Leptospira are spiral-shaped, highly motile aerobic spirochetes and are best visualized by dark field microscopy, silver stain, or fluorescent microscopy. They can be distinguished morphologically from other spirochetes by their unique “question mark” hook at the end of the bacterium [6–8].
Pathogenic Leptospira spp can be grown in vitro from clinical specimens including blood, urine, and cerebrospinal fluid (CSF). Special media are required for isolation such as Fletcher’s, Ellinghausen-McCullough-Johnson-Harris (EMJH) or polysorbate 80 media. Therefore, the laboratory needs to be notified if an attempt to isolate leptospires is desired. Growth is usually observed in 1–2 weeks but may take up to 3 months. A method of growing leptospires on solid agar has been developed to facilitate more rapid growth, isolation of single colonies, and simple antimicrobial sensitivity testing [6–8].
Clinical Presentation
Most cases of Leptospirosis are mild and self-limited or subclinical, while some are severe and potentially fatal. The majority of patients describe an abrupt onset of fever, rigors, myalgias, and headache in 75–100 % of patients, following an incubation period of 2–26 days (average 10 days). Nonproductive cough occurs in 25–35 % of cases; nausea, vomiting, and diarrhea occur in approximately 50 % of cases [8, 9].
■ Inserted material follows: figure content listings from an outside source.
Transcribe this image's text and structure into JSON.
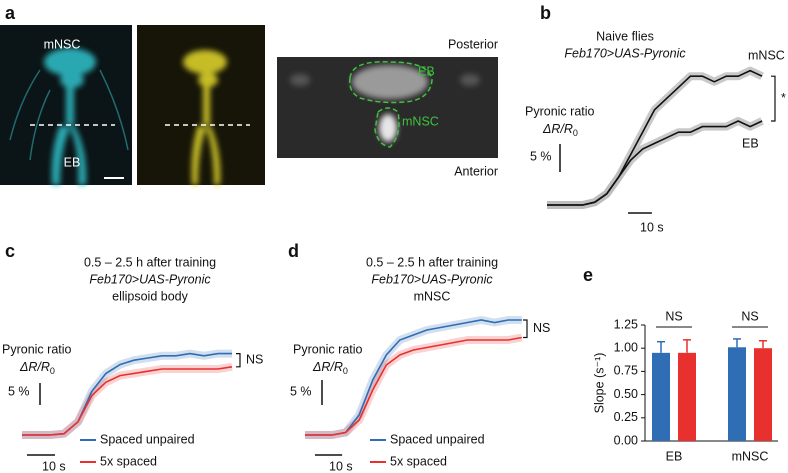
{
  "figure_labels": [
    "a",
    "b",
    "c",
    "d",
    "e"
  ],
  "panel_a": {
    "mnsc": "mNSC",
    "eb": "EB",
    "posterior": "Posterior",
    "anterior": "Anterior",
    "eb_inset": "EB",
    "mnsc_inset": "mNSC"
  },
  "chart_data": [
    {
      "type": "line",
      "title": "Naive flies",
      "subtitle": "Feb170>UAS-Pyronic",
      "ylabel": "Pyronic ratio",
      "ylabel_math": {
        "base": "ΔR/R",
        "sub": "0"
      },
      "x": [
        0,
        5,
        10,
        15,
        20,
        25,
        30,
        35,
        40,
        45,
        50,
        55,
        60,
        65,
        70,
        75,
        80,
        85,
        90
      ],
      "series": [
        {
          "name": "mNSC",
          "color": "#111111",
          "values": [
            0,
            0,
            0,
            0,
            0.5,
            2,
            5,
            9,
            13,
            17,
            19,
            21,
            23,
            23,
            22,
            23,
            23,
            24,
            23
          ]
        },
        {
          "name": "EB",
          "color": "#111111",
          "values": [
            0,
            0,
            0,
            0,
            0.5,
            2,
            5,
            8,
            10,
            11,
            12,
            13,
            13,
            14,
            14,
            14,
            15,
            14,
            15
          ]
        }
      ],
      "scale_bars": {
        "y": {
          "value": 5,
          "label": "5 %"
        },
        "x": {
          "value": 10,
          "label": "10 s"
        }
      },
      "annotation": "*"
    },
    {
      "type": "line",
      "title": "0.5 – 2.5 h after training",
      "subtitle": "Feb170>UAS-Pyronic",
      "subtitle2": "ellipsoid body",
      "ylabel": "Pyronic ratio",
      "ylabel_math": {
        "base": "ΔR/R",
        "sub": "0"
      },
      "x": [
        0,
        5,
        10,
        15,
        20,
        25,
        30,
        35,
        40,
        45,
        50,
        55,
        60,
        65,
        70,
        75
      ],
      "series": [
        {
          "name": "Spaced unpaired",
          "color": "#2f6db5",
          "values": [
            0,
            0,
            0,
            0.3,
            3,
            10,
            14,
            16,
            17,
            17.5,
            18,
            18,
            18.5,
            18,
            18.5,
            18.5
          ]
        },
        {
          "name": "5x spaced",
          "color": "#e8312f",
          "values": [
            0,
            0,
            0,
            0.3,
            3,
            9,
            12,
            13.5,
            14,
            14.5,
            15,
            15,
            15,
            15,
            15,
            15.5
          ]
        }
      ],
      "scale_bars": {
        "y": {
          "value": 5,
          "label": "5 %"
        },
        "x": {
          "value": 10,
          "label": "10 s"
        }
      },
      "annotation": "NS"
    },
    {
      "type": "line",
      "title": "0.5 – 2.5 h after training",
      "subtitle": "Feb170>UAS-Pyronic",
      "subtitle2": "mNSC",
      "ylabel": "Pyronic ratio",
      "ylabel_math": {
        "base": "ΔR/R",
        "sub": "0"
      },
      "x": [
        0,
        5,
        10,
        15,
        20,
        25,
        30,
        35,
        40,
        45,
        50,
        55,
        60,
        65,
        70,
        75,
        80
      ],
      "series": [
        {
          "name": "Spaced unpaired",
          "color": "#2f6db5",
          "values": [
            0,
            0,
            0,
            0.5,
            4,
            11,
            16,
            19,
            20,
            21,
            21.5,
            22,
            22.5,
            23,
            22.5,
            23,
            23
          ]
        },
        {
          "name": "5x spaced",
          "color": "#e8312f",
          "values": [
            0,
            0,
            0,
            0.5,
            3,
            9,
            14,
            16,
            17,
            17.5,
            18,
            18.5,
            19,
            19,
            19,
            19,
            19.5
          ]
        }
      ],
      "scale_bars": {
        "y": {
          "value": 5,
          "label": "5 %"
        },
        "x": {
          "value": 10,
          "label": "10 s"
        }
      },
      "annotation": "NS"
    },
    {
      "type": "bar",
      "ylabel": "Slope (s⁻¹)",
      "categories": [
        "EB",
        "mNSC"
      ],
      "series": [
        {
          "color": "#2f6db5",
          "values": [
            0.95,
            1.01
          ],
          "errors": [
            0.12,
            0.09
          ]
        },
        {
          "color": "#e8312f",
          "values": [
            0.95,
            1.0
          ],
          "errors": [
            0.14,
            0.08
          ]
        }
      ],
      "ylim": [
        0,
        1.25
      ],
      "yticks": [
        {
          "value": 0,
          "label": "0.00"
        },
        {
          "value": 0.25,
          "label": "0.25"
        },
        {
          "value": 0.5,
          "label": "0.50"
        },
        {
          "value": 0.75,
          "label": "0.75"
        },
        {
          "value": 1,
          "label": "1.00"
        },
        {
          "value": 1.25,
          "label": "1.25"
        }
      ],
      "annotations": [
        "NS",
        "NS"
      ]
    }
  ]
}
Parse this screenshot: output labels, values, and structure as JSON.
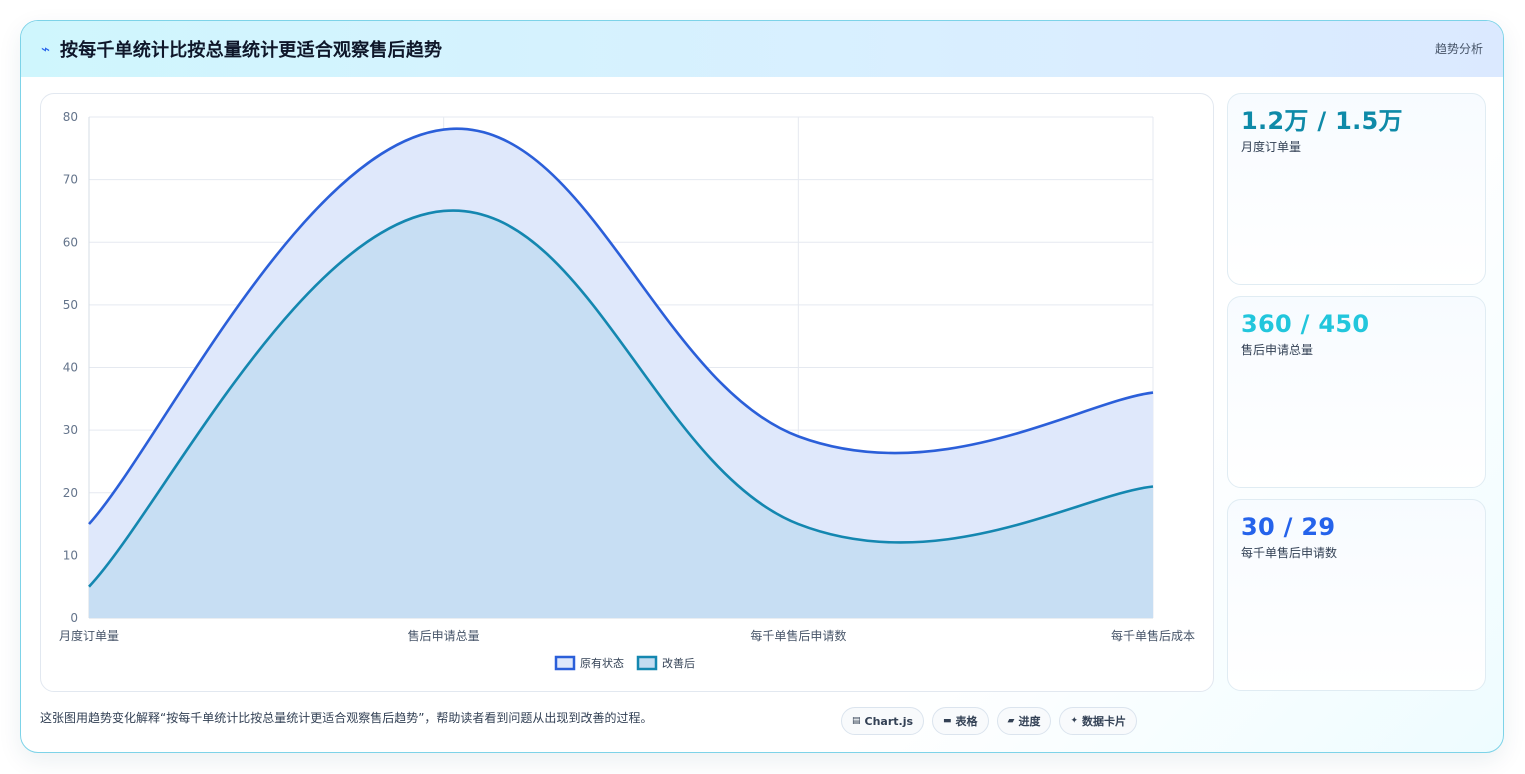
{
  "header": {
    "title": "按每千单统计比按总量统计更适合观察售后趋势",
    "tag": "趋势分析"
  },
  "chart_data": {
    "type": "area",
    "categories": [
      "月度订单量",
      "售后申请总量",
      "每千单售后申请数",
      "每千单售后成本"
    ],
    "series": [
      {
        "name": "原有状态",
        "values": [
          15,
          78,
          29,
          36
        ],
        "color": "#2b5fd9",
        "fill": "#dfe8fb"
      },
      {
        "name": "改善后",
        "values": [
          5,
          65,
          15,
          21
        ],
        "color": "#1487b0",
        "fill": "#c3dcf1"
      }
    ],
    "yticks": [
      "80",
      "70",
      "60",
      "50",
      "40",
      "30",
      "20",
      "10",
      "0"
    ],
    "ylim": [
      0,
      80
    ],
    "grid": true,
    "legend": "bottom"
  },
  "stats": [
    {
      "value": "1.2万 / 1.5万",
      "label": "月度订单量",
      "color": "#0e8aa8"
    },
    {
      "value": "360 / 450",
      "label": "售后申请总量",
      "color": "#22c6dc"
    },
    {
      "value": "30 / 29",
      "label": "每千单售后申请数",
      "color": "#2563eb"
    }
  ],
  "footer": {
    "text": "这张图用趋势变化解释“按每千单统计比按总量统计更适合观察售后趋势”，帮助读者看到问题从出现到改善的过程。",
    "chips": [
      {
        "icon": "chart-icon",
        "label": "Chart.js"
      },
      {
        "icon": "table-icon",
        "label": "表格"
      },
      {
        "icon": "progress-icon",
        "label": "进度"
      },
      {
        "icon": "card-icon",
        "label": "数据卡片"
      }
    ]
  }
}
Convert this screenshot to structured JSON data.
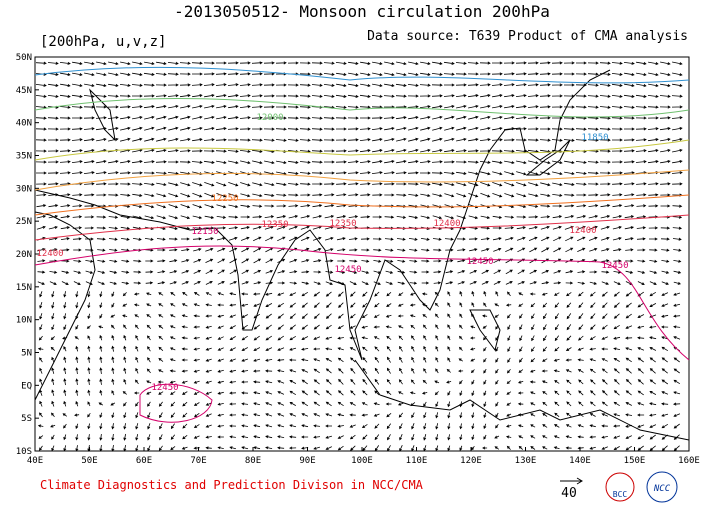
{
  "header": {
    "title": "-2013050512- Monsoon circulation 200hPa",
    "variables": "[200hPa, u,v,z]",
    "data_source": "Data source: T639 Product of CMA analysis"
  },
  "map": {
    "lat_labels": [
      "50N",
      "45N",
      "40N",
      "35N",
      "30N",
      "25N",
      "20N",
      "15N",
      "10N",
      "5N",
      "EQ",
      "5S",
      "10S"
    ],
    "lon_labels": [
      "40E",
      "50E",
      "60E",
      "70E",
      "80E",
      "90E",
      "100E",
      "110E",
      "120E",
      "130E",
      "140E",
      "150E",
      "160E"
    ],
    "contour_labels": [
      "12450",
      "12400",
      "12350",
      "12250",
      "12150",
      "12350",
      "12450",
      "12400",
      "12450",
      "12400",
      "12450",
      "12000",
      "11850"
    ]
  },
  "footer": {
    "credit": "Climate Diagnostics and Prediction Divison in NCC/CMA",
    "reference_vector": "40",
    "logo_left": "BCC",
    "logo_right": "NCC"
  }
}
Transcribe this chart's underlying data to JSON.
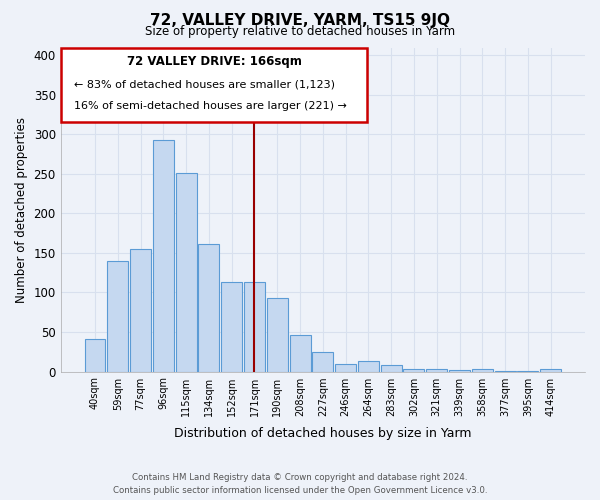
{
  "title": "72, VALLEY DRIVE, YARM, TS15 9JQ",
  "subtitle": "Size of property relative to detached houses in Yarm",
  "xlabel": "Distribution of detached houses by size in Yarm",
  "ylabel": "Number of detached properties",
  "bar_color": "#c5d8f0",
  "bar_edge_color": "#5b9bd5",
  "categories": [
    "40sqm",
    "59sqm",
    "77sqm",
    "96sqm",
    "115sqm",
    "134sqm",
    "152sqm",
    "171sqm",
    "190sqm",
    "208sqm",
    "227sqm",
    "246sqm",
    "264sqm",
    "283sqm",
    "302sqm",
    "321sqm",
    "339sqm",
    "358sqm",
    "377sqm",
    "395sqm",
    "414sqm"
  ],
  "values": [
    41,
    140,
    155,
    293,
    251,
    161,
    113,
    113,
    93,
    46,
    25,
    10,
    13,
    8,
    3,
    3,
    2,
    3,
    1,
    1,
    3
  ],
  "ylim": [
    0,
    410
  ],
  "yticks": [
    0,
    50,
    100,
    150,
    200,
    250,
    300,
    350,
    400
  ],
  "marker_index": 7,
  "annotation_line1": "72 VALLEY DRIVE: 166sqm",
  "annotation_line2": "← 83% of detached houses are smaller (1,123)",
  "annotation_line3": "16% of semi-detached houses are larger (221) →",
  "marker_color": "#990000",
  "footnote1": "Contains HM Land Registry data © Crown copyright and database right 2024.",
  "footnote2": "Contains public sector information licensed under the Open Government Licence v3.0.",
  "background_color": "#eef2f9",
  "grid_color": "#d8e0ee",
  "annotation_box_color": "#ffffff",
  "annotation_box_edge": "#cc0000"
}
Less common symptoms include arthralgias, bone pain, sore throat, and abdominal pain. Acalculous cholecystitis and pancreatitis have been described in children. Leptospirosis has been described as a biphasic illness (with an acute bacteremic phase followed by an “immune” phase) but, clinically, the two phases usually merge, particularly in severe disease [8–10].
Conjunctival suffusion is an important but frequently overlooked sign; in one case series, it occurred in 55 % of patients. This is not a common finding in other infectious diseases, and its presence in a patient with a nonspecific febrile illness should raise the possibility of leptospirosis. Muscle tenderness, splenomegaly, lymphadenopathy, pharyngitis, hepatomegaly, muscle rigidity, abnormal respiratory auscultation, or skin rash occur in 7–40 % of patients [9, 10]. Aseptic meningitis is observed in 50–85 % of patients if cerebrospinal fluid (CSF) is examined after 7 days of illness [1].
Severe, potentially fatal illness, “Weil’s disease,” is characterized by jaundice and renal failure and occurs only in a minority of patients. Pulmonary hemorrhage is a potential complication. Mortality rates in hospitalized patients with leptospirosis range from 4 to 52 % [8–10].
Leptospirosis may be complicated by renal failure, uveitis, pulmonary hemorrhage, acute respiratory distress syndrome (ARDS), myocarditis, and rhabdomyolysis. Renal failure is often nonoliguric and associated with hypokalemia. Supportive renal replacement therapy may be required during the acute phase; renal recovery is generally complete. Liver failure generally is reversible and not a cause of death. Vasculitis with necrosis of extremities may be seen in severe cases [7–9].